What do you do with the information from GPs?
AS: We have a template that sits against the questionnaire responses with three bands of ESG risk rating, ABC, or green, amber, red. We compare answers and build up a picture of where a manager rates on individual areas of ESG, for instance, its internal governance or approach to climate change. That builds into an overall ESG score that sits alongside other areas of operational due diligence that have been compiled in a similar way. It provides for an at-a-glance guide to the sophistication of a manager’s operational process, including ESG, that the risk committee inserts into the investment team’s investment recommendation. This immediately draws the committee’s attention to areas that they might want to probe further.
For those GPs that land in the red space, what happens?
AS: For us to be conducting operational due diligence or delivering documentation to the investment committee, GPs will have already met certain quality thresholds. There is correlation between ESG and organisational factors. Managers that are weak on ESG as well as other factors would have fallen by the wayside before they have even entered formal due diligence. Those marked red tend to be a subset of managers that offer something powerful in terms of investment thesis but come up short on ESG. That’s not usually going to be a deal-killer. An example might be a best-in-class fund in the venture space where substitution is hard.
HS: GPs could score red because they don’t have a formal ESG policy. That never happens with a big GP, but with some smaller ones it can. It then gives us an opportunity to engage, talk and share best practice, and to bring them along on the journey. We sit in the middle between LPs and GPs and have a part to play in promoting ESG. A decade ago we ran workshops on ESG for managers and investors in Europe. We try to lead by example and share our knowledge. This work goes on today but mainly in Asia where there is a generally lower knowledge of ESG affairs but a real willingness to learn. Our colleague Jie Gong has worked actively with PRI and the Hong Kong Venture Capital Association to promote ESG in the region.
How do you assess ESG risk at portfolio companies?
HS: We use a business intelligence service, RepRisk, to monitor our 7,000 portfolio companies. It scours global news media in every language for mentions for all companies that are on our watch list, right through to their subsidiaries and brings any issues to our attention. For instance, it flagged a governance issue at one of our portfolio company’s African subsidiaries. The US or UK press would never have picked this up. We learnt about it very early on. I called the GP. Happily, they were aware of the issue, were on top of it and taking action.
“GPs are often impressed we’ve found out about an issue and welcome our engagement”
How do GPs receive that kind of a call?
HS: We have longstanding relationships with most of our GPs and we engage with them on lots of issues, not just ESG. About 30-35 of these ESG situations arise each year and then we have a conversation. We never tell them what to do. It’s the same as if we had discovered a financial issue with a company; we’d want to talk about that, too. In some ways it’s helpful as the more dialogue you have with your GPs the better. It all helps to strengthen that relationship. It is also an opportunity to exercise some soft influence and raise awareness of ESG.
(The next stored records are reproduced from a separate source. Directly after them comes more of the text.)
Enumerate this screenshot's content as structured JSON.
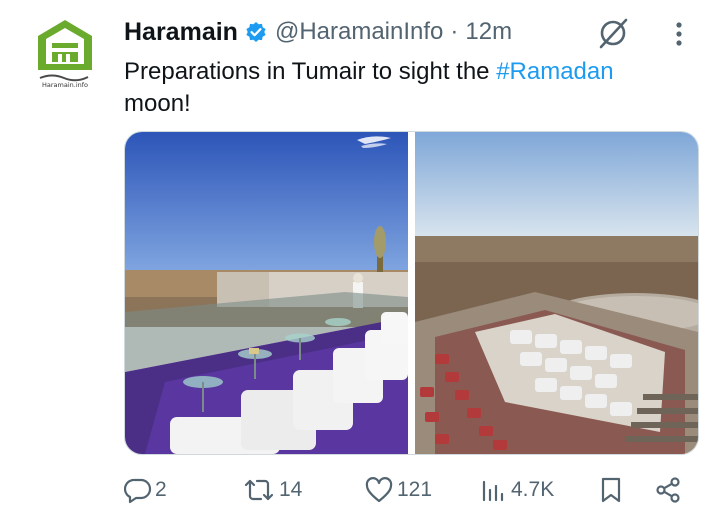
{
  "author": {
    "display_name": "Haramain",
    "handle": "@HaramainInfo",
    "separator": "·",
    "time": "12m",
    "avatar_caption": "Haramain.info"
  },
  "tweet": {
    "text_before": "Preparations in Tumair to sight the ",
    "hashtag": "#Ramadan",
    "text_after": " moon!"
  },
  "actions": {
    "replies": "2",
    "retweets": "14",
    "likes": "121",
    "views": "4.7K"
  },
  "icons": {
    "verified": "verified-badge-icon",
    "grok": "grok-icon",
    "more": "more-vertical-icon",
    "reply": "reply-icon",
    "retweet": "retweet-icon",
    "like": "heart-icon",
    "views": "views-chart-icon",
    "bookmark": "bookmark-icon",
    "share": "share-icon"
  },
  "colors": {
    "accent": "#1d9bf0",
    "muted": "#536471",
    "text": "#0f1419",
    "logo_green": "#6aab2e"
  }
}
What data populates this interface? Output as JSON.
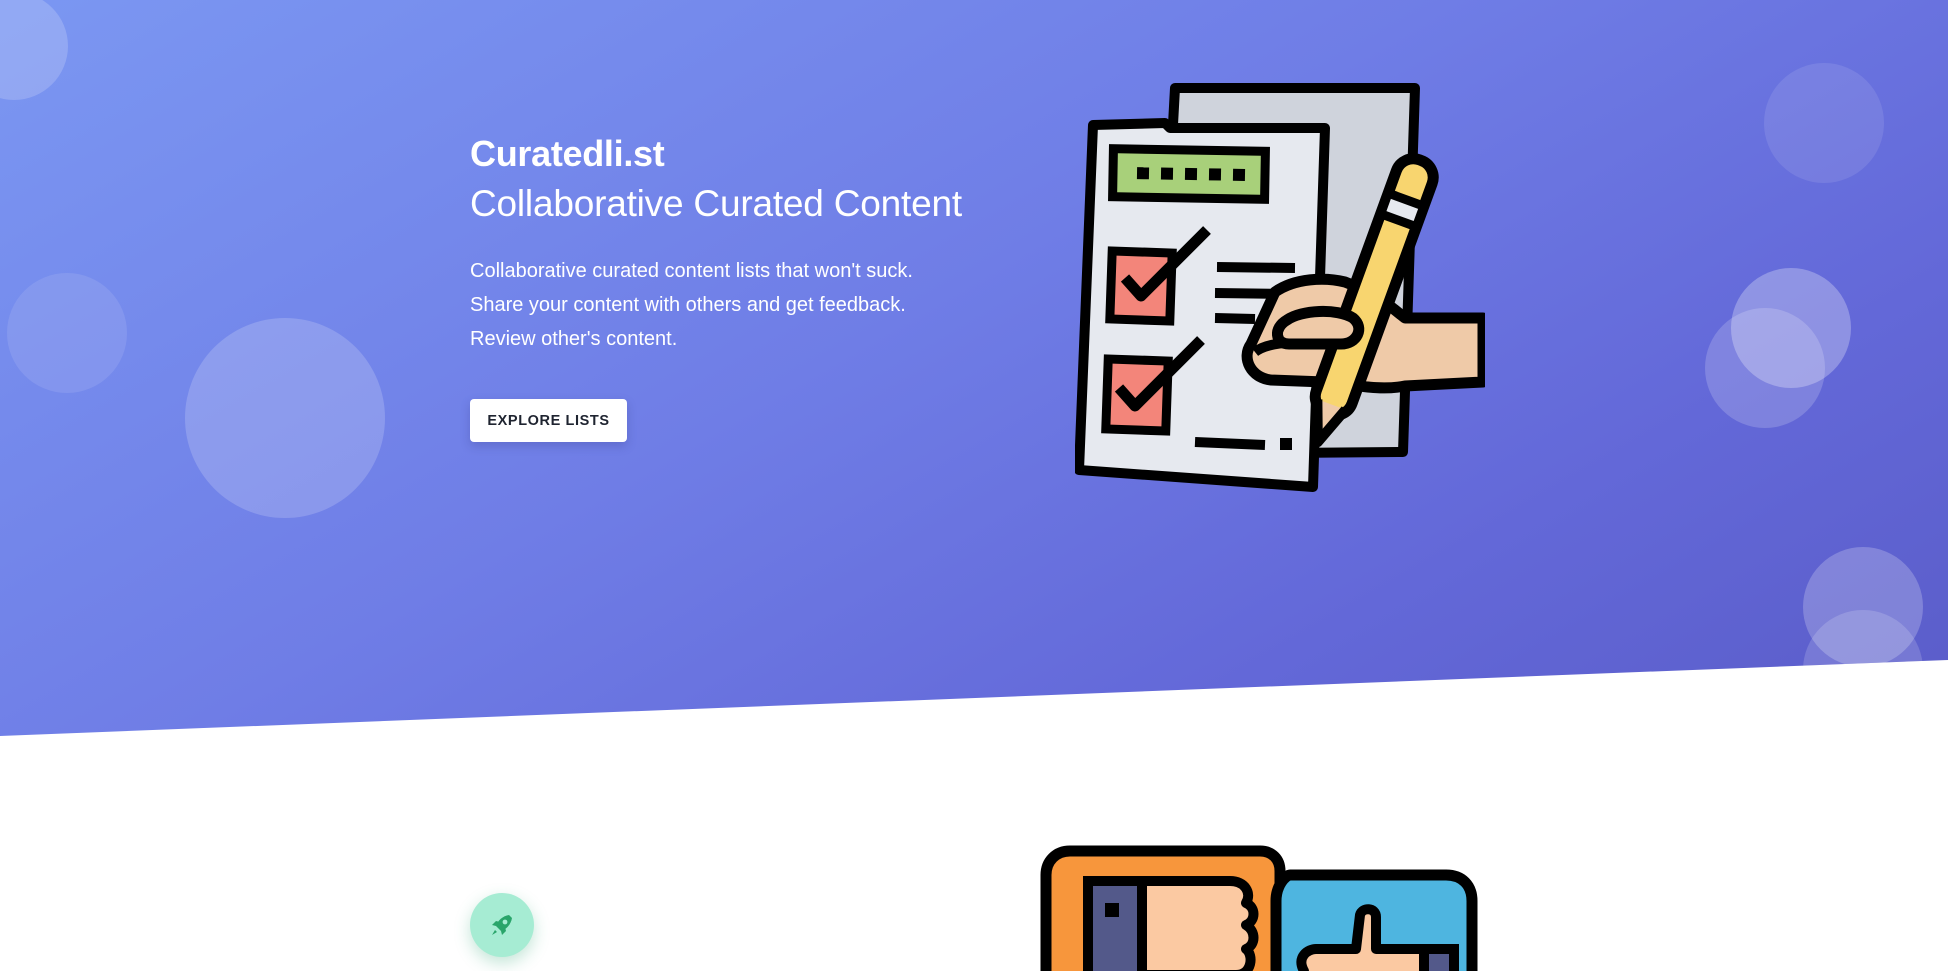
{
  "hero": {
    "brand": "Curatedli.st",
    "tagline": "Collaborative Curated Content",
    "description": [
      "Collaborative curated content lists that won't suck.",
      "Share your content with others and get feedback.",
      "Review other's content."
    ],
    "cta_label": "EXPLORE LISTS"
  },
  "illustrations": {
    "hero_image": "checklist-with-hand-and-pencil",
    "feature_image": "thumbs-down-and-thumbs-up"
  },
  "feature": {
    "icon": "rocket-icon"
  },
  "colors": {
    "hero_gradient_start": "#7b97f2",
    "hero_gradient_end": "#5a5cc8",
    "button_bg": "#ffffff",
    "button_text": "#1f2430",
    "feature_icon_bg": "#a6ecd3",
    "feature_icon_fg": "#2aa56b"
  }
}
AS: GPs are often impressed we’ve found out about an issue and welcome our engagement. Indirectly it really supports ESG standards in the industry because our query will often result in a deal team being asked to respond. It is a helpful reminder that ESG is important to stakeholders and remains at the forefront of minds.
As investors, how are you responding to climate change?
AS: We are working with a third-party consultant on our infrastructure programme to improve how we incorporate climate risk, which is multi-variable and complex. Assets in vulnerable locations are exposed to physical risk, while investments subject to changes in regulations and carbon pricing face transitional risk. There are increasing regulatory reporting requirements and we definitely want to be ahead of those. We have focused on prioritising three objectives. The first is to identify tools to help us evaluate climate change risk in assets we’re buying.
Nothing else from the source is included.